P.S. Comments take issue with its being “quite a slapdown”, and suggest that it was more like a slap on the wrist.
6 Comments
The attorney is specifically found to have issued a “grossly overbroad” subpoena to a non party on the day before he dismissed the case with prejudice for the purpose of harrassing and intimidating her and the sanction is to attend a CLE course on ethics and discovery?
That seems to be a very light wrist slap for abuse of process. What about a fine and Seidel’s legal fees (or a contribution to the organization that provided them pro bono)?
In the immortal words of Homer (Simpson)…
Doohhh!
The court also forwarded the matter to the Virginia State Bar, which may impose additional discipline.
“The court also forwarded the matter to the Virginia State Bar…”
True.
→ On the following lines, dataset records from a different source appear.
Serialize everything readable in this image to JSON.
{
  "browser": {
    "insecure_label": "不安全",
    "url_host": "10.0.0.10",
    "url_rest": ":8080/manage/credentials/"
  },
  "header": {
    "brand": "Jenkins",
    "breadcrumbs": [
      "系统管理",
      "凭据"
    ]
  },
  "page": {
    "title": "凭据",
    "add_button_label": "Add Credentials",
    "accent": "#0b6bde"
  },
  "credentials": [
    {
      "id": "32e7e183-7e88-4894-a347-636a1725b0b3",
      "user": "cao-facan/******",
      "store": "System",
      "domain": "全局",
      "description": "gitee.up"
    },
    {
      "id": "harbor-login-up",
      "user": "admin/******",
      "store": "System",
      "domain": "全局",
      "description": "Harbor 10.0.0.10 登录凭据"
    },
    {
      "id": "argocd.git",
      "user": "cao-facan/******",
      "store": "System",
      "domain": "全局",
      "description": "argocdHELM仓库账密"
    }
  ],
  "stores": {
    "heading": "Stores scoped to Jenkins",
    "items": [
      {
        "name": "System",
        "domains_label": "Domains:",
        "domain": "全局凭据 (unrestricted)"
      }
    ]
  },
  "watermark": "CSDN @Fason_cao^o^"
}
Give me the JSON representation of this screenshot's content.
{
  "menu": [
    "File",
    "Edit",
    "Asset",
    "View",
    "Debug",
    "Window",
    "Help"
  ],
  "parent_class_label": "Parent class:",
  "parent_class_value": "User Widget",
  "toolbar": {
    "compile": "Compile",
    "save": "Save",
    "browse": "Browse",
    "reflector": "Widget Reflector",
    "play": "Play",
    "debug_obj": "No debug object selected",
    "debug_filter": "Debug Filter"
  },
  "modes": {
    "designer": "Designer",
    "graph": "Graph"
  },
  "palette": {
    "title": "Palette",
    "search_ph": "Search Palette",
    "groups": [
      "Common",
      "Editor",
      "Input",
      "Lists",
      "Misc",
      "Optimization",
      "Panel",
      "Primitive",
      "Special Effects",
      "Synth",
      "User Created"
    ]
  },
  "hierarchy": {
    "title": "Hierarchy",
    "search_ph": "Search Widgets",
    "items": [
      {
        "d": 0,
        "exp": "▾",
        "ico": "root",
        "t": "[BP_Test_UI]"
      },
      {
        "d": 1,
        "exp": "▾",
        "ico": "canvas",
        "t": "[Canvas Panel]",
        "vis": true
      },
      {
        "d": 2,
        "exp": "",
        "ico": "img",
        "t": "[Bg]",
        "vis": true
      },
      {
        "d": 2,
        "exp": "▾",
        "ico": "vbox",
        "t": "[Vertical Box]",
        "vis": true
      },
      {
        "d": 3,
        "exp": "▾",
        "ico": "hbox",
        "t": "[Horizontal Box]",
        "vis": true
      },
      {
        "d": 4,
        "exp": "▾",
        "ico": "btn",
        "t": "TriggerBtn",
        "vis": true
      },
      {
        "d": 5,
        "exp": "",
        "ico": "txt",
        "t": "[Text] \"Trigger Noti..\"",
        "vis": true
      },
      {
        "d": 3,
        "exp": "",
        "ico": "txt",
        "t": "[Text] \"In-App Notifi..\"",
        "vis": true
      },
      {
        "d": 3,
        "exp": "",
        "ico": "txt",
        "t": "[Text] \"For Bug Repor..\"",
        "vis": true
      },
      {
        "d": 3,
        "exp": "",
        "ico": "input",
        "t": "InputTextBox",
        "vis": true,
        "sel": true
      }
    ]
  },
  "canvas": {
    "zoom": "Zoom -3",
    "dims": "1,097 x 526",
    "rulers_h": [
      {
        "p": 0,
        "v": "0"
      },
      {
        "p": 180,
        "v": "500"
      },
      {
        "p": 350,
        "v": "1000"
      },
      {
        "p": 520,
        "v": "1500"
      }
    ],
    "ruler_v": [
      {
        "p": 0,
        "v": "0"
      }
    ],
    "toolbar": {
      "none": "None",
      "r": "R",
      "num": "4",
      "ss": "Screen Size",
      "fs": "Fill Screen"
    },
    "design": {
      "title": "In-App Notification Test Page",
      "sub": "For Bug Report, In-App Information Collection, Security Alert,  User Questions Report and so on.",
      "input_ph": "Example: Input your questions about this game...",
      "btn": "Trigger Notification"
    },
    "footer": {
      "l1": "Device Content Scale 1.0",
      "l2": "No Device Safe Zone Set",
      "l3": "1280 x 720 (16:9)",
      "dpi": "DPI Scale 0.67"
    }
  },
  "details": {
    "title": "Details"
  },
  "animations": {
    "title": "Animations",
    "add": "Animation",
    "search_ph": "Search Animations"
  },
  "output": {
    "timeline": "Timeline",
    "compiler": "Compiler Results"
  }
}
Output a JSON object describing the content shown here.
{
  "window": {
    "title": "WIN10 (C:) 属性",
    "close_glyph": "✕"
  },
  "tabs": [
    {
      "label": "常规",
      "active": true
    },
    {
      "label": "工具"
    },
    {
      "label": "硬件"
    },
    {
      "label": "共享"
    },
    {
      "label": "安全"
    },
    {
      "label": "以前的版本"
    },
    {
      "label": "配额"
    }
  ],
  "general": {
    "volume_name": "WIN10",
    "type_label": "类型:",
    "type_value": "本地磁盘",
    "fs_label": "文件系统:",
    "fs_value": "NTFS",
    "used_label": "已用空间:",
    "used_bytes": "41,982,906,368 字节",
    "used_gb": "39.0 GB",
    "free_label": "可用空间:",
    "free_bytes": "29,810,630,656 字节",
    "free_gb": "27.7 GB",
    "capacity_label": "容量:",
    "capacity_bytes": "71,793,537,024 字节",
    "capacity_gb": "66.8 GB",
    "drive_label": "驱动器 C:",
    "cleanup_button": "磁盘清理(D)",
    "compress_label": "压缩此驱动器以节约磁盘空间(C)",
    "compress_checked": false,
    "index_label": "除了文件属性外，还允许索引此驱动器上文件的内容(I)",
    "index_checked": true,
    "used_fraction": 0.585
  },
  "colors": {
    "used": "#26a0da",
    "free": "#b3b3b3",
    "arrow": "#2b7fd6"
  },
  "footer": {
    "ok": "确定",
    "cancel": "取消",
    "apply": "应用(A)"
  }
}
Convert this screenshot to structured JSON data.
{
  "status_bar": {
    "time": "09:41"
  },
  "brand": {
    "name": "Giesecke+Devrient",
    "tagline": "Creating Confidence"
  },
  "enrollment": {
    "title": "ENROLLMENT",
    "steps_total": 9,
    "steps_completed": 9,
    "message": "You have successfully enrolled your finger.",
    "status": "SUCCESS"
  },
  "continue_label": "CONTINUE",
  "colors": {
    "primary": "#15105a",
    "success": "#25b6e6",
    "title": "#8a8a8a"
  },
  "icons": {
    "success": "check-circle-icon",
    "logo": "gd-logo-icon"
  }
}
But the additional discipline, if imposed, will not be a sanction for abuse of process. Rather, it will be for ethical violations, leaving the Rule 11 sanctions for abuse of process at attending a CLE course.
It’s hard to believe that the problem here was ignorance, rather than malice. Indeed, to find a violation of Rule 11(b)(1), one must find bad faith. The sanctions are utterly insufficient.
I was one of the bloggers named in Shoemaker’s subpoena, which is my dog in the hunt.
You may find Seidel’s two latest posts of interest.
Billing the Adversary
http://www.neurodiversity.com/weblog/article/165
Numerous decisions issued over the twenty year history of the Vaccine Injury Compensation Program (VICP) document the extent to which the limits on attorney compensation have been tested by practitioners seeking remuneration from its taxpayer-financed coffers. The following review summarizes decisions involving the recently-sanctioned VICP specialist Clifford Shoemaker, Esq. — a central instigator of the campaign to convince the public of the speculative, scientifically unsupported hypothesis that a significant number of cases of autism result from vaccine injury, co-founder of the Institute for Chronic Illnesses, and a founding member its Institutional Review Board, which sponsors and provides ethical oversight of medical research and experimentation on autistic children and adolescents conducted by his long-time colleague Dr. Mark Geier.
Inspecting the Outstretched Palm
http://neurodiversity.com/weblog/article/166/
The potential for procedural and billing improprieties by Vaccine Injury Compensation Program petitioners’ attorneys — especially those representing numerous clients with similar, speculative claims — is made painfully evident in Special Master Denise Vowell’s recent fee and cost decision in Carrington v. HHS, Case 99-495V (Fed.Cl.Spec.Mstr., June 18, 2008) (unpublished), posted to the U.S. Court of Federal Claims website three days ago.